Students of Blake have grappled for generations with these texts, trying to fathom the transcendent nature of Blake's vision. How exactly do these lyrics that can seem naive, even simple-minded, manage to stir and transfix us so?
In his audacious composition, Bolcom captures in music the enigmatic transcendence of Blake's poetry. Stylistically, the music boldly spans the gamut of compositional innocence and experience. There are songful tunes and severely modernist densities, country fiddle music and Scottish snaps, moody blues, strummed guitar songs, frenetic contemporary counterpoint, celestial boy sopranos, disarmingly beautiful melodies, and disjointedly tortured outbursts.
How Bolcom manages to make it all seem right and true is as much a mystery as Blake's achievement.
Even when Bolcom is not trying to crisscross styles, his ear for popular idioms comes out naturally in his concert works, as in his piano etudes from 1988 that won him the Pulitzer Prize in music.
Too often, young American composers determined to be serious close off memories of the music they grew up with. A young composer - a baby boomer who has grown up with rock, doo-wop, and sitcom theme songs, for example - composes a somber new work. But what does the music seem to recall? The gas-lit garrets of 1920s Vienna. This can happen when composers are sheltered in universities.
Why shouldn't a young American, when writing a serious string quartet, let a jitter of a Fender bass spike up a cello line, if that's what pops into the composer's ear? This has nothing to do with aiming for the ``crossover'' market, which is a marketing tactic, not a compositional technique.
Bolcom's work is a reminder that the only sure way to be original and fresh is to be true to yourself.
The Philharmonic programs will present Bolcom's 1971 ``Commedia'' and his Fifth Symphony.

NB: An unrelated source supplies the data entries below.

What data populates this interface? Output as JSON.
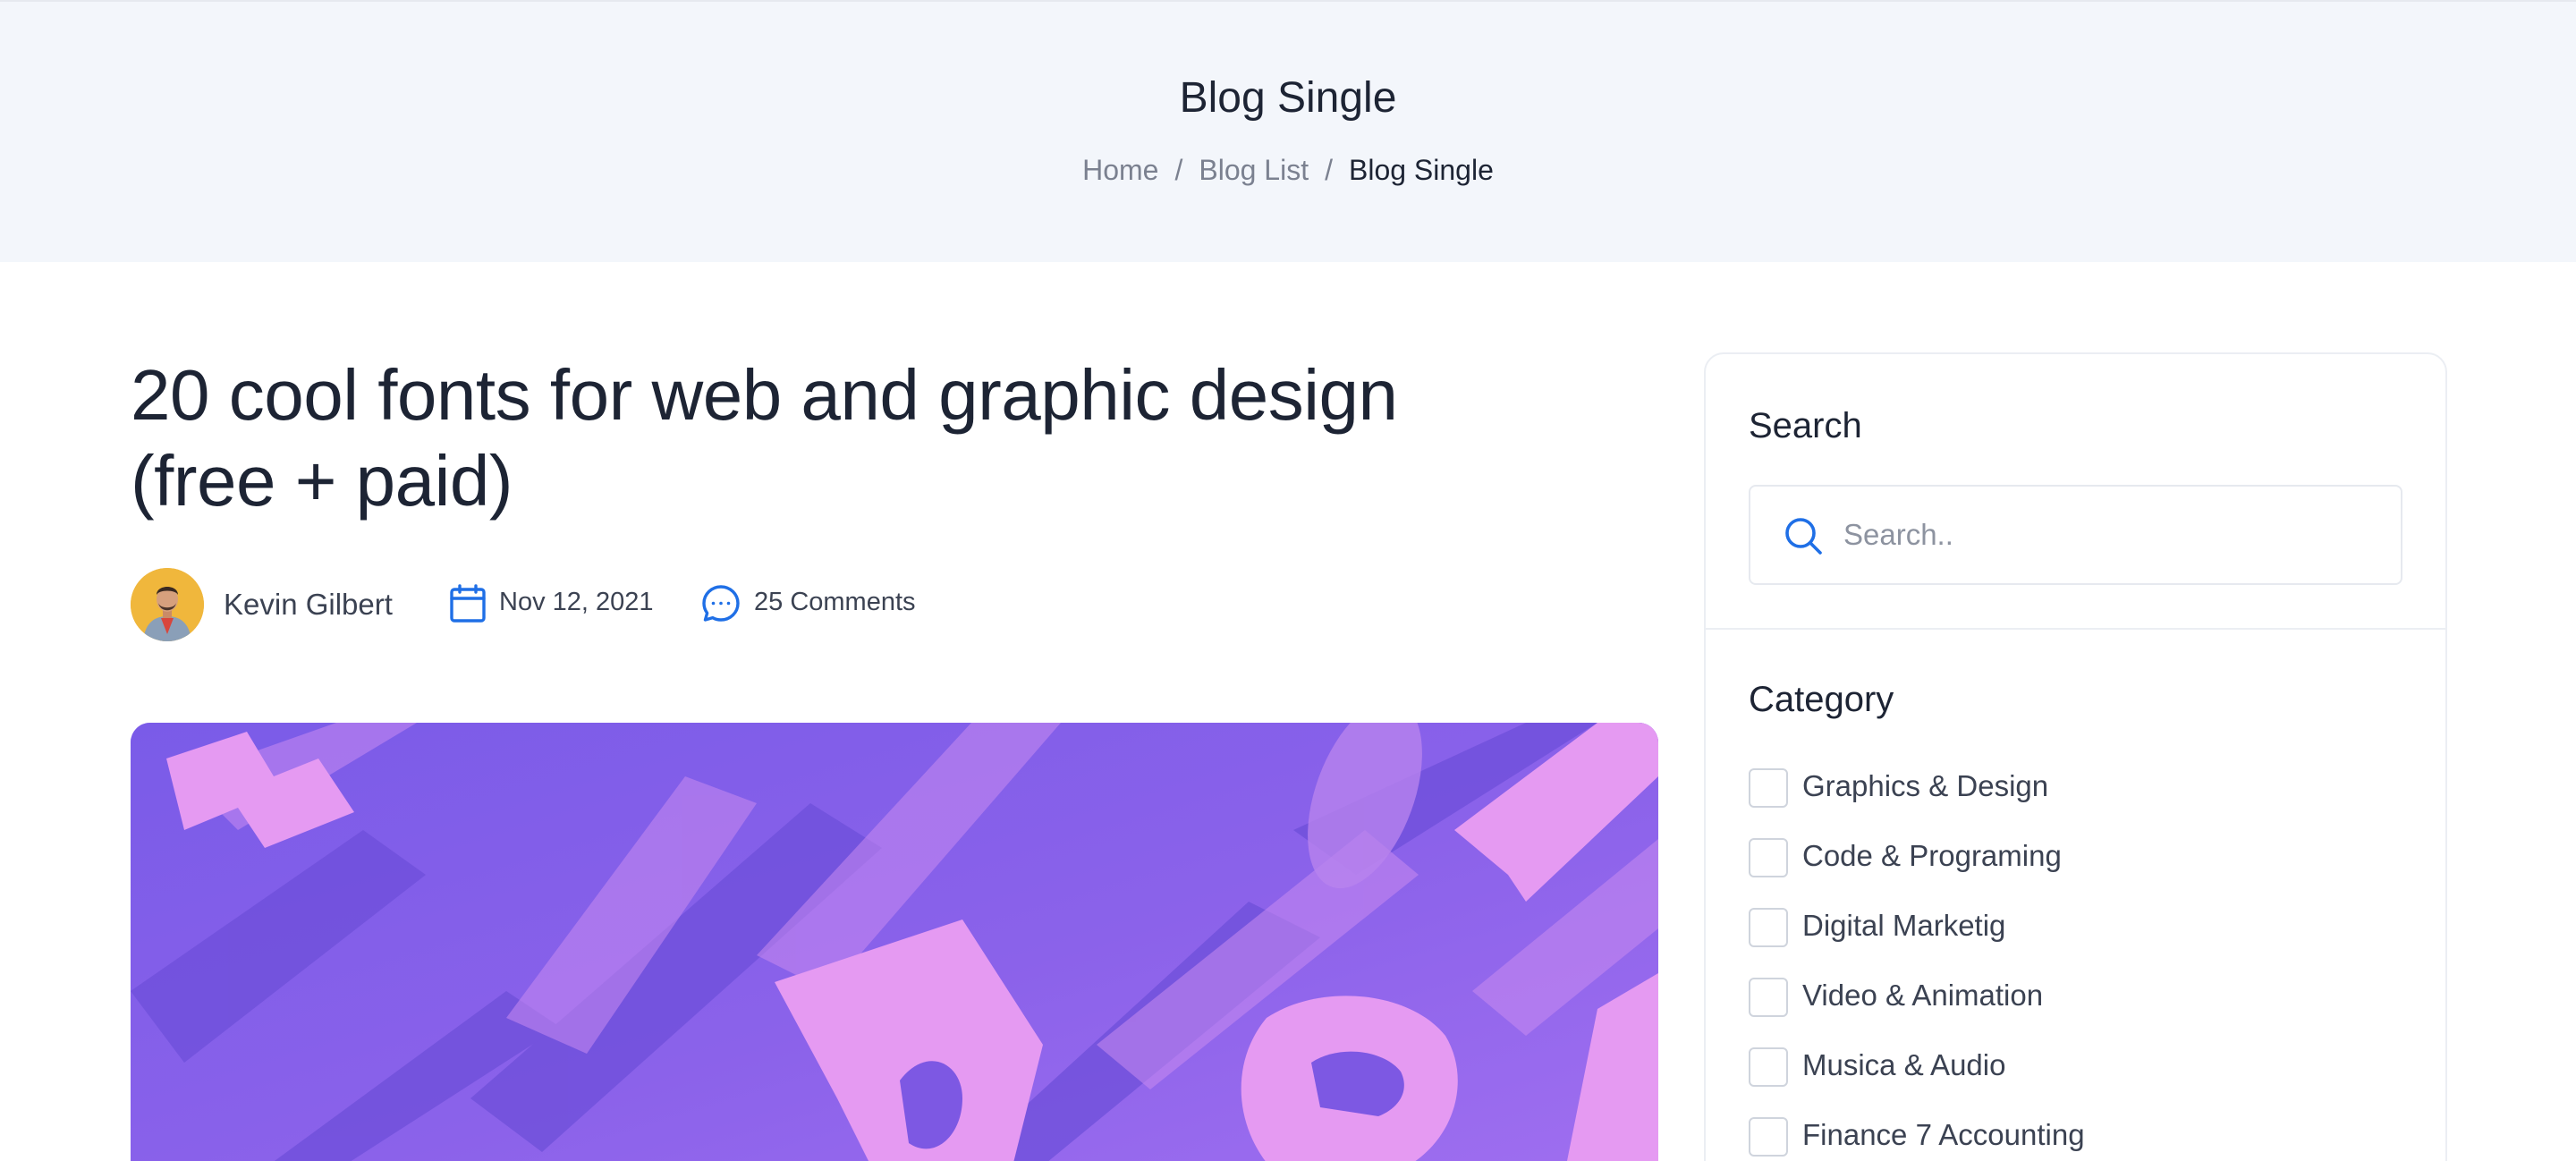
{
  "hero": {
    "title": "Blog Single",
    "breadcrumb": {
      "items": [
        "Home",
        "Blog List",
        "Blog Single"
      ],
      "separator": "/"
    }
  },
  "post": {
    "title_line1": "20 cool fonts for web and graphic design",
    "title_line2": "(free + paid)",
    "author": "Kevin Gilbert",
    "date": "Nov 12, 2021",
    "comments": "25 Comments"
  },
  "sidebar": {
    "search_title": "Search",
    "search_placeholder": "Search..",
    "category_title": "Category",
    "categories": [
      "Graphics & Design",
      "Code & Programing",
      "Digital Marketig",
      "Video & Animation",
      "Musica & Audio",
      "Finance 7 Accounting"
    ]
  },
  "icons": {
    "search": "search-icon",
    "calendar": "calendar-icon",
    "comment": "comment-icon"
  },
  "colors": {
    "accent": "#1f6fe6",
    "hero_bg": "#f3f6fb",
    "feature_purple": "#8a62ea",
    "feature_pink": "#e38ef0"
  }
}
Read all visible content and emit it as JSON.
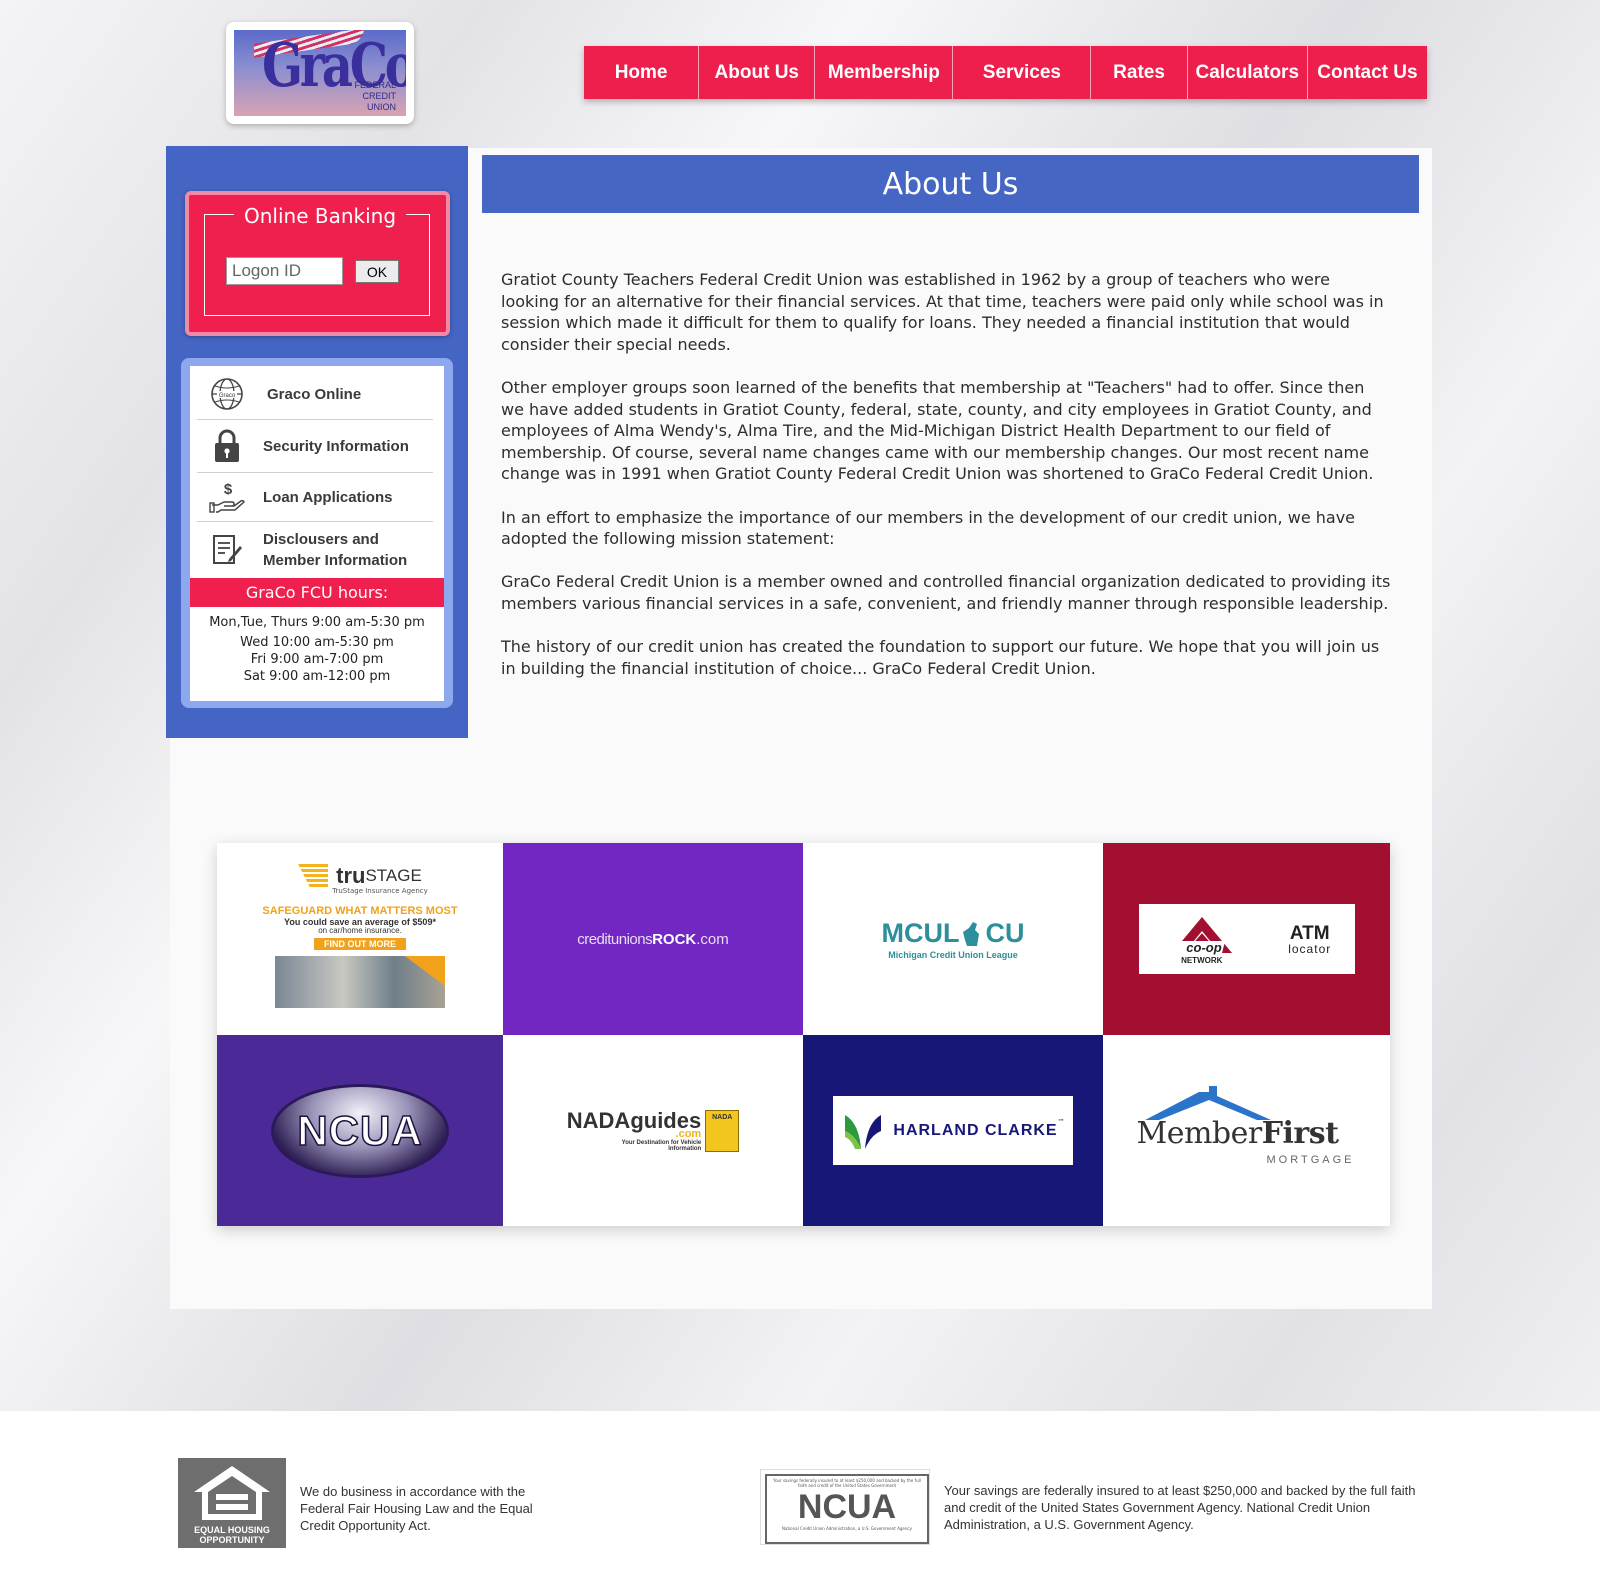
{
  "logo": {
    "main": "GraCo",
    "sub_lines": [
      "FEDERAL",
      "CREDIT",
      "UNION"
    ]
  },
  "nav": {
    "items": [
      "Home",
      "About Us",
      "Membership",
      "Services",
      "Rates",
      "Calculators",
      "Contact Us"
    ]
  },
  "online_banking": {
    "title": "Online Banking",
    "logon_placeholder": "Logon ID",
    "ok_label": "OK"
  },
  "sidebar": {
    "items": [
      {
        "label": "Graco Online",
        "icon": "globe-icon",
        "icon_text": "Graco"
      },
      {
        "label": "Security Information",
        "icon": "lock-icon"
      },
      {
        "label": "Loan Applications",
        "icon": "hand-dollar-icon"
      },
      {
        "label": "Disclousers and Member Information",
        "icon": "document-icon"
      }
    ],
    "hours_title": "GraCo FCU hours:",
    "hours": [
      "Mon,Tue, Thurs 9:00 am-5:30 pm",
      "Wed 10:00 am-5:30 pm",
      "Fri 9:00 am-7:00 pm",
      "Sat 9:00 am-12:00 pm"
    ]
  },
  "page_title": "About Us",
  "paragraphs": [
    "Gratiot County Teachers Federal Credit Union was established in 1962 by a group of teachers who were looking for an alternative for their financial services. At that time, teachers were paid only while school was in session which made it difficult for them to qualify for loans. They needed a financial institution that would consider their special needs.",
    "Other employer groups soon learned of the benefits that membership at \"Teachers\" had to offer. Since then we have added students in Gratiot County, federal, state, county, and city employees in Gratiot County, and employees of Alma Wendy's, Alma Tire, and the Mid-Michigan District Health Department to our field of membership. Of course, several name changes came with our membership changes. Our most recent name change was in 1991 when Gratiot County Federal Credit Union was shortened to GraCo Federal Credit Union.",
    "In an effort to emphasize the importance of our members in the development of our credit union, we have adopted the following mission statement:",
    "GraCo Federal Credit Union is a member owned and controlled financial organization dedicated to providing its members various financial services in a safe, convenient, and friendly manner through responsible leadership.",
    "The history of our credit union has created the foundation to support our future. We hope that you will join us in building the financial institution of choice... GraCo Federal Credit Union."
  ],
  "partners": {
    "trustage": {
      "brand_tru": "tru",
      "brand_stage": "STAGE",
      "agency": "TruStage Insurance Agency",
      "headline": "SAFEGUARD WHAT MATTERS MOST",
      "subline": "You could save an average of $509*",
      "subline2": "on car/home insurance.",
      "cta": "FIND OUT MORE"
    },
    "cur": {
      "pre": "creditunions",
      "bold": "ROCK",
      "post": ".com"
    },
    "mcul": {
      "left": "MCUL",
      "right": "CU",
      "sub": "Michigan Credit Union League"
    },
    "coop": {
      "name": "co-op",
      "network": "NETWORK",
      "atm": "ATM",
      "locator": "locator"
    },
    "ncua": {
      "text": "NCUA"
    },
    "nada": {
      "main": "NADAguides",
      "dotcom": ".com",
      "tagline": "Your Destination for Vehicle Information",
      "badge": "NADA"
    },
    "harland": {
      "text": "HARLAND CLARKE",
      "tm": "™"
    },
    "memberfirst": {
      "member": "Member",
      "first": "First",
      "sub": "MORTGAGE"
    }
  },
  "footer": {
    "ehl_label": "EQUAL HOUSING OPPORTUNITY",
    "ehl_text": "We do business in accordance with the Federal Fair Housing Law and the Equal Credit Opportunity Act.",
    "ncua_text": "Your savings are federally insured to at least $250,000 and backed by the full faith and credit of the United States Government Agency. National Credit Union Administration, a U.S. Government Agency.",
    "ncua_logo": "NCUA",
    "ncua_small_top": "Your savings federally insured to at least $250,000 and backed by the full faith and credit of the United States Government",
    "ncua_small_bottom": "National Credit Union Administration, a U.S. Government Agency"
  },
  "colors": {
    "accent_red": "#ef1f4e",
    "accent_blue": "#4567c3"
  }
}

Conductor Leonard Slatkin, who led the most prominent of the three American performances of Bolcom's Blake songs, will be on the podium. The program also includes Toch's ``Pinocchio'' and Stravinsky's ``Petrouchka.''
* The New York Philharmonic's `Composer Week,' featuring William Bolcom, includes three concerts: Jan. 19 and Jan. 21 at 8 p.m. and Jan. 20 at 11 a.m, at Avery Fisher Hall, Lincoln Center.